WASHINGTON–There has been a big push in recent years in the security community toward metrics, and measurements of all types have become a hot topic in certain corners of the industry. But measurement for measurement’s sake is useless-and perhaps even counterproductive–if the security team in an organization doesn’t define its goals and parameters ahead of time, experts say.
Security professionals have been measuring things such as vulnerabilities in a given application and the time it takes to fix flaws for years. Those things are easily quantifiable and it’s fairly simple to define the value in doing so. But there’s likely more value in finding ways to measure things such as the cost of fixing a vulnerability at various stages of the software development lifecycle and the cost of a data breach relative the cost of fixing a flaw before a breach occurs, said Chris Wysopal, CTO of Veracode, in a talk at the AppSec DC conference here Friday.
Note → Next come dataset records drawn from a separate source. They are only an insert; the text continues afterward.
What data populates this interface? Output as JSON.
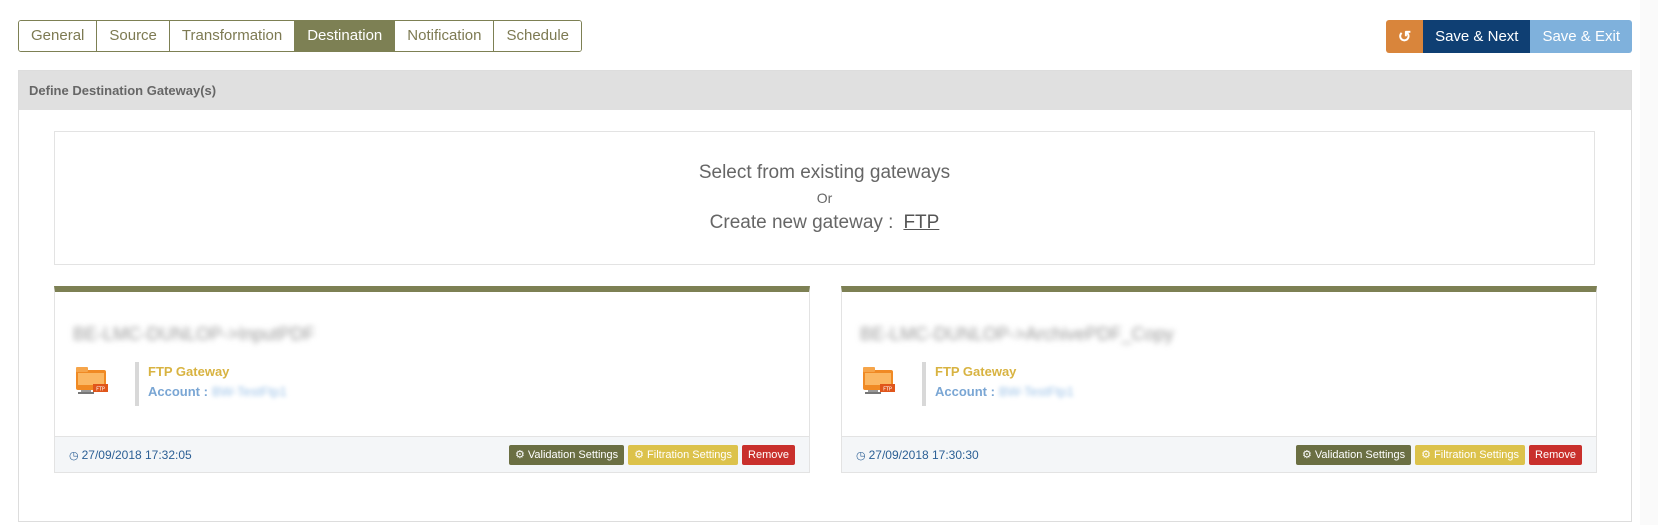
{
  "tabs": [
    {
      "label": "General"
    },
    {
      "label": "Source"
    },
    {
      "label": "Transformation"
    },
    {
      "label": "Destination",
      "active": true
    },
    {
      "label": "Notification"
    },
    {
      "label": "Schedule"
    }
  ],
  "actions": {
    "reset_icon": "reset-icon",
    "save_next": "Save & Next",
    "save_exit": "Save & Exit"
  },
  "panel": {
    "title": "Define Destination Gateway(s)"
  },
  "select": {
    "line1": "Select from existing gateways",
    "or": "Or",
    "create_label": "Create new gateway  :",
    "create_link": "FTP"
  },
  "gateways": [
    {
      "name": "BE-LMC-DUNLOP->InputPDF",
      "type": "FTP Gateway",
      "account_label": "Account :",
      "account_value": "BW-TestFtp1",
      "time": "27/09/2018 17:32:05",
      "validation": "Validation Settings",
      "filtration": "Filtration Settings",
      "remove": "Remove"
    },
    {
      "name": "BE-LMC-DUNLOP->ArchivePDF_Copy",
      "type": "FTP Gateway",
      "account_label": "Account :",
      "account_value": "BW-TestFtp1",
      "time": "27/09/2018 17:30:30",
      "validation": "Validation Settings",
      "filtration": "Filtration Settings",
      "remove": "Remove"
    }
  ],
  "colors": {
    "accent": "#7d8054",
    "primary": "#0f3f73",
    "secondary": "#7fb1dc",
    "warning": "#d9853b",
    "danger": "#c9302c",
    "yellow": "#dcc24b"
  }
}
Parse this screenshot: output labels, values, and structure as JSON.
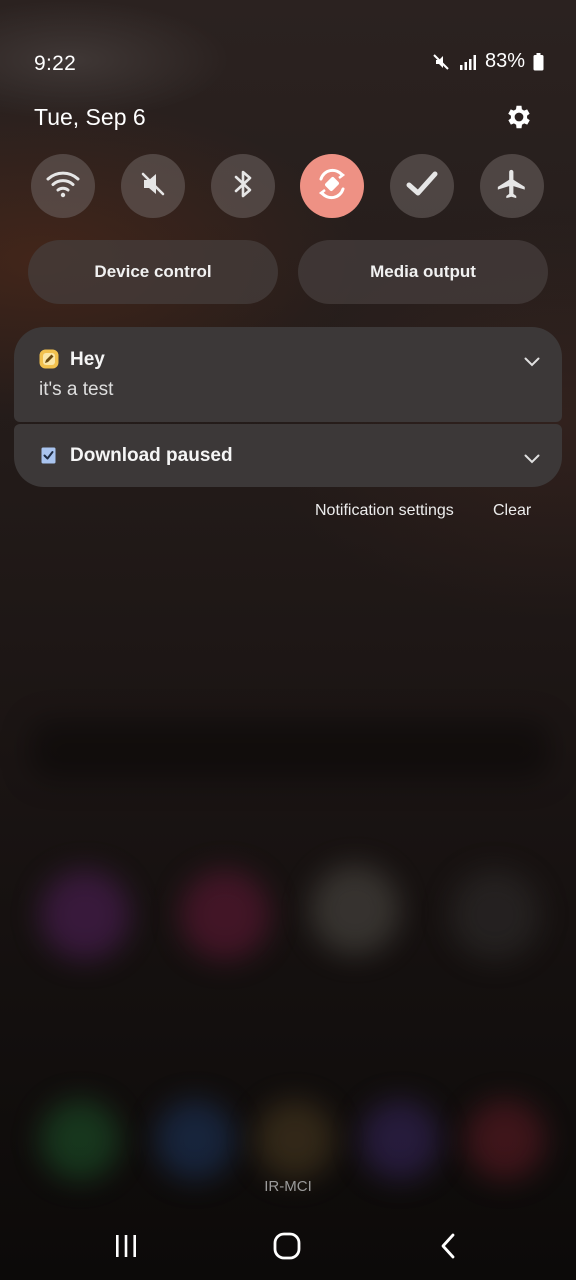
{
  "status_bar": {
    "time": "9:22",
    "battery": "83%",
    "icons": [
      "mute-icon",
      "signal-icon",
      "battery-icon"
    ]
  },
  "header": {
    "date": "Tue, Sep 6",
    "settings_icon": "gear-icon"
  },
  "quick_toggles": [
    {
      "icon": "wifi-icon",
      "active": false
    },
    {
      "icon": "sound-off-icon",
      "active": false
    },
    {
      "icon": "bluetooth-icon",
      "active": false
    },
    {
      "icon": "auto-rotate-icon",
      "active": true
    },
    {
      "icon": "check-icon",
      "active": false
    },
    {
      "icon": "airplane-icon",
      "active": false
    }
  ],
  "shortcuts": {
    "device_control": "Device control",
    "media_output": "Media output"
  },
  "notifications": [
    {
      "icon": "note-app-icon",
      "title": "Hey",
      "body": "it's a test"
    },
    {
      "icon": "download-checkbox-icon",
      "title": "Download paused"
    }
  ],
  "notification_footer": {
    "settings": "Notification settings",
    "clear": "Clear"
  },
  "carrier": "IR-MCI",
  "colors": {
    "accent_active_toggle": "#ee9184",
    "card_background": "#3c3838",
    "note_icon": "#f2c14e",
    "checkbox_icon": "#a9c4ef"
  },
  "navigation": [
    "recents-icon",
    "home-icon",
    "back-icon"
  ]
}
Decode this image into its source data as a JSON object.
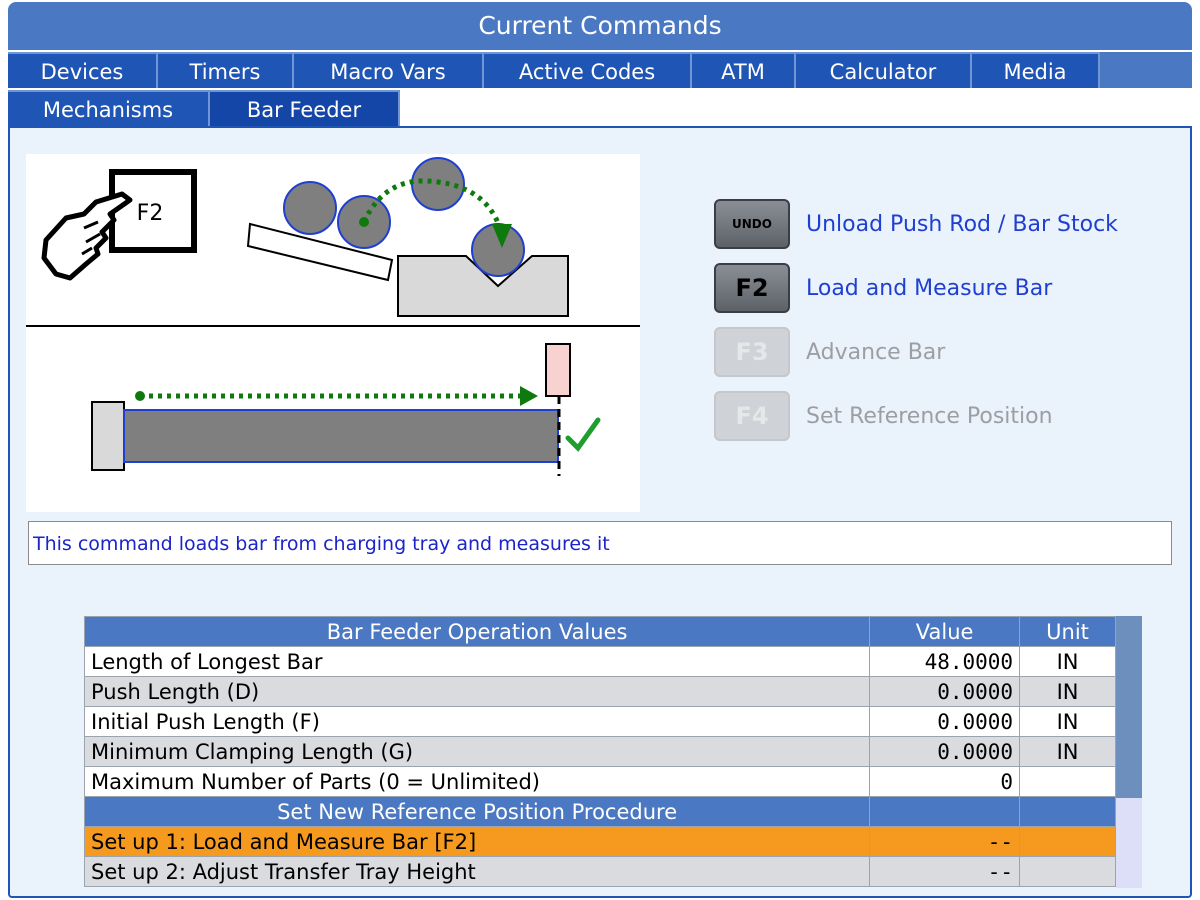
{
  "window_title": "Current Commands",
  "tabs_row1": [
    "Devices",
    "Timers",
    "Macro Vars",
    "Active Codes",
    "ATM",
    "Calculator",
    "Media"
  ],
  "tabs_row2": [
    "Mechanisms",
    "Bar Feeder"
  ],
  "selected_tab": "Bar Feeder",
  "diagram": {
    "key_label": "F2"
  },
  "commands": [
    {
      "key": "UNDO",
      "label": "Unload Push Rod / Bar Stock",
      "enabled": true
    },
    {
      "key": "F2",
      "label": "Load and Measure Bar",
      "enabled": true
    },
    {
      "key": "F3",
      "label": "Advance Bar",
      "enabled": false
    },
    {
      "key": "F4",
      "label": "Set Reference Position",
      "enabled": false
    }
  ],
  "description": "This command loads bar from charging tray and measures it",
  "table": {
    "headers": [
      "Bar Feeder Operation Values",
      "Value",
      "Unit"
    ],
    "rows": [
      {
        "name": "Length of Longest Bar",
        "value": "48.0000",
        "unit": "IN"
      },
      {
        "name": "Push Length (D)",
        "value": "0.0000",
        "unit": "IN"
      },
      {
        "name": "Initial Push Length (F)",
        "value": "0.0000",
        "unit": "IN"
      },
      {
        "name": "Minimum Clamping Length (G)",
        "value": "0.0000",
        "unit": "IN"
      },
      {
        "name": "Maximum Number of Parts (0 = Unlimited)",
        "value": "0",
        "unit": ""
      }
    ],
    "section_title": "Set New Reference Position Procedure",
    "procedure": [
      {
        "name": "Set up 1: Load and Measure Bar [F2]",
        "value": "--",
        "highlighted": true
      },
      {
        "name": "Set up 2: Adjust Transfer Tray Height",
        "value": "--",
        "highlighted": false
      }
    ]
  },
  "colors": {
    "header_blue": "#4a78c2",
    "tab_blue": "#1f55b5",
    "highlight_orange": "#f59a1f",
    "link_blue": "#1f3fd1",
    "arrow_green": "#0e7a0e"
  }
}
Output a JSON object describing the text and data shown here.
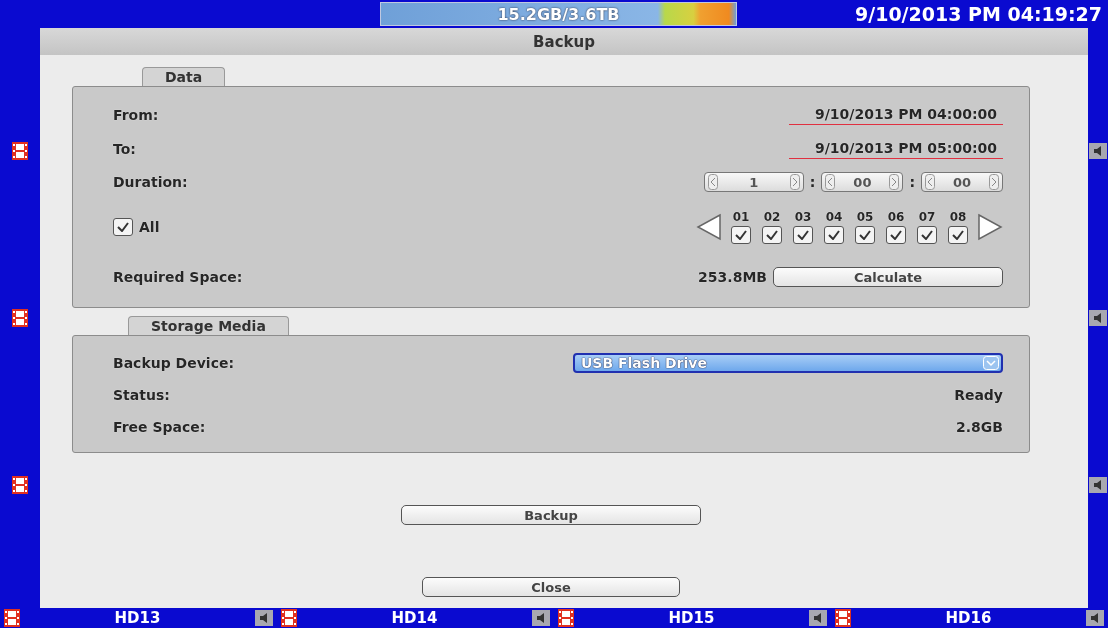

“Evaluating your spend on this is something that’s really hard to do,” he said. “You want to be headed toward mapping the cost of fixing vulnerabilities up front to the cost of a data breach.”
Data breaches have become an epidemic in the last couple of years, with laptop thefts, internal end external attacks and good old-fashioned human error combining to put an untold amount of sensitive corporate and consumer data at risk.Security experts and economists have been looking at what the hard and soft costs of these breaches are to the companies involved, but there still is quite a bit of disagreement on this front.
And many experts have said that it’s much more efficient and cost-effective to fix vulnerabilities early on in the development process, long before the application gets to a final code review or live testing. But, Wysopal said, this needs to be measured in each organization individually and used as background for executive decisions on development and deployment practices.
“You need to have goals for your application security metrics. You should measure progress and provide quantifiable information that you can roll up to the executive level in your organization to sipport decision-making,” Wysopal said. “You need a repeatable way assess improvement in the organization. For each vulnerability you find, it’s important to list things like the CVE number, severity on some practical scale and the likelihood of exploitation. If you do this, you’ll begin to build up data sets that you can roll up the organization.”
One of the interesting trends in corporate environments right now, Wysopal said, is that many security executives don’t really want to be the best at security; they just want to be better than most of their peers. It costs too much to be the best, and the difference in the return on the investments required to be better than average or near the top just isn’t justifiable.
“Security executives really just want to be more secure than their peers. They want to make sure they’re better than the average, because then no one can come to them and say they’re doing a bad job,” he said. “They think that if you’re way up in the top quartile, you’re probably spending too much on something. That’s not necessarily the way security purists think, but it’s the way a lot of security executives think.”
Wysopal also pointed out one of the ugly truths of the security metrics movement: A lot of people have no desire to be measured.
“Metrics can show you if you’re doing a good or bad job and that’s one of the reasons people don’t want to be measured,” he said.
That’s the bad news. The good news is, that despite those objections, more and more organizations are finding the value of measurement, creating data they can then use to improve, he said.